As reported in a seetao.com article, in 2017, Zhu Zongpeng, chief designer of Tiangong No. 2 of the Fifth Academy of Aerospace Science and Technology Corporation, said in a CCTV programme that China has never applied to join the ISS.
Undoubtedly, even if China did apply, the US would reject the application on grounds of its domestic regulations, especially the Wolf Amendment that was passed by the US Congress in 2011. But this does not mean that China applied to join the ISS only to be rejected by the US.
At the same time, in contrast to the US’s clear exclusion of China in the aerospace technology field, Chinese officials have never excluded any country from its space station cooperation project; they just have a set of strict selection criteria. These criteria, according to the seetao.com article, include complying with the UN’s basic principle of using outer space for peaceful purposes; having a clear scientific purpose that promotes the progress of related science and technology fields; having a feasible technical plan and sound engineering capabilities so as not to pose a threat to the space station; and being able to bear the costs of project research and development on their own.
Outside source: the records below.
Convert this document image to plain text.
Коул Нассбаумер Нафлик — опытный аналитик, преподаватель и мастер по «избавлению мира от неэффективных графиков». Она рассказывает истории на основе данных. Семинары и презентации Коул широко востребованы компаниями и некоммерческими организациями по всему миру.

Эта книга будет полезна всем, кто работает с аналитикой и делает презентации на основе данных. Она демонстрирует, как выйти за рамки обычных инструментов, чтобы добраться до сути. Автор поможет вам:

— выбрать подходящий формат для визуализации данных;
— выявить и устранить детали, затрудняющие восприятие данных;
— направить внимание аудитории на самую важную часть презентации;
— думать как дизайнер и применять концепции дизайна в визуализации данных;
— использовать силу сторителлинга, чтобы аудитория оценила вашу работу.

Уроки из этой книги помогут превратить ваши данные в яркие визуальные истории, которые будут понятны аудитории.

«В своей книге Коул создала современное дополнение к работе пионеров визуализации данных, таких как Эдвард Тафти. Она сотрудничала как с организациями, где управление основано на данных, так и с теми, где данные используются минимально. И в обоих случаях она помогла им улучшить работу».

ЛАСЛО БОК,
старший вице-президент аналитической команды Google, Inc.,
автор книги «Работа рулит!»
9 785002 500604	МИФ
The seetao.com article added that in June 2019, when asked if China’s space station had excluded projects from the US, Zhou Jianping, chief designer of China's Manned Space Engineering programme, said, “We did not exclude any countries, nor did we limit any scope. There are US teams participating in the declared projects. In terms of scientific value and technical considerations, the American project did not meet the required standards.”
Forging a more inclusive approach
It is debatable whether China will bar the US from participating in its space station projects for technological reasons. But in terms of space station cooperation, apart from developed countries like Germany, France, Italy, and Japan, China’s selected partners already include developing countries such as India, Mexico, and Peru. This is a step forward from the ISS that mainly consists of developed countries.
Undoubtedly, China and the US are destined to be long-term competitors in high-tech fields such as aerospace. But this does not mean that cooperation is impossible.
Following the successful launch of the Shenzhou-12 crewed spacecraft, National Aeronautics and Space Administration (NASA) administrator Bill Nelson congratulated China and said that he looks forward to “the scientific discoveries to come”.
Nelson’s congratulatory message seems perfunctory, but this is better than silence or mockery. Undoubtedly, China and the US are destined to be long-term competitors in high-tech fields such as aerospace. But this does not mean that cooperation is impossible. Even though the US and the former Soviet Union were once locked in a space race, the US and Russia ultimately established the ISS together.
The ISS is set to expire in the next few years. When that happens, if China’s space station welcomes American astronauts with open arms, it would not only be a good outcome for both countries, but a win for humanity’s peaceful use of outer space.